SEA Directive 2001/42/EC

Report from the Commission on the application and effectiveness of the Directive on Strategic Environmental Assessment (Directive 2001/42/EC), COM/2009/469.

The SEA Directive applies to a wide range of public plans and programmes (e.g. on land use, transport, energy, waste, agriculture, etc). The SEA Directive does not refer to policies. The SEA Directive is in force since 2001 and should have been transposed by July 2004.

Plans and programmes in the sense of the SEA Directive must be prepared or adopted by an authority (at national, regional or local level) and be required by legislative, regulatory or administrative provisions.

The SEA Directive does not have a list of plans/programmes similar to the EIA.

An SEA is mandatory for plans/programmes which are:

  • are prepared for agriculture, forestry, fisheries, energy, industry, transport, waste/ water management, telecommunications, tourism, town & country planning or land use and which set the framework for future development consent of projects listed in the EIA Directive.

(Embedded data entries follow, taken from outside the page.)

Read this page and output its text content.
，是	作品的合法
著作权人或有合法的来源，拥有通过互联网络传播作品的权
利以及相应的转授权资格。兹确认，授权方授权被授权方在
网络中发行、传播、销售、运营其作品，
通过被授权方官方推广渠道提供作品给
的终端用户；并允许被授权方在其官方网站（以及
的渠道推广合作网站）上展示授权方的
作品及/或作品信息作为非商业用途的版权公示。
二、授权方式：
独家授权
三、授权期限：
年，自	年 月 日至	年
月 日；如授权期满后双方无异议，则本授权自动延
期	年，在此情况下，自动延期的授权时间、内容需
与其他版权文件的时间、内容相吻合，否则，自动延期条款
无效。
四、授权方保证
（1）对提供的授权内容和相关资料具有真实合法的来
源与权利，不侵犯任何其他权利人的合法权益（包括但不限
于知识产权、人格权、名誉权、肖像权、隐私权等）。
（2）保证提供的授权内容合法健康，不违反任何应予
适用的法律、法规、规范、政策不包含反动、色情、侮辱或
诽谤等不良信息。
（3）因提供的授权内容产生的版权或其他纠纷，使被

  • have been determined to require an assessment under the Habitats Directive.


Broadly speaking, for the plans/programmes not included above, the Member States have to carry out a screening procedure to determine whether the plans/programmes are likely to have significant environmental effects. If there are significant effects, an SEA is needed. The screening procedure is based on criteria set out in Annex II of the Directive.

The SEA procedure can be summarized as follows: an environmental report is prepared in which the likely significant effects on the environment and the reasonable alternatives of the proposed plan or programme are identified. The public and the environmental authorities are informed and consulted on the draft plan or programme and the environmental report prepared. As regards plans and programmes which are likely to have significant effects on the environment in another Member State, the Member State in whose territory the plan or programme is being prepared must consult the other Member State(s). On this issue the SEA Directive follows the general approach taken by the SEA Protocol to the UN ECE Convention on Environmental Impact Assessment in a Transboundary Context.

The environmental report and the results of the consultations are taken into account before adoption. Once the plan or programme is adopted, the environmental authorities and the public are informed and relevant information is made available to them. In order to identify unforeseen adverse effects at an early stage, significant environmental effects of the plan or programme are to be monitored.

The SEA and EIA procedures are very similar, but there are some differences:

  • the SEA requires the environmental authorities to be consulted at the screening stage;
  • scoping (i.e. the stage of the SEA process that determines the content and extent of the matters to be covered in the SEA report to be submitted to a competent authority) is obligatory under the SEA;
  • the SEA requires an assessment of reasonable alternatives (under the EIA the developer chooses the alternatives to be studied);
  • under the SEA Member States must monitor the significant environmental effects of the implementation of plans/programmes in order to identify unforeseen adverse effects and undertake appropriate remedial action.
  • the SEA obliges Member States to ensure that environmental reports are of a sufficient quality.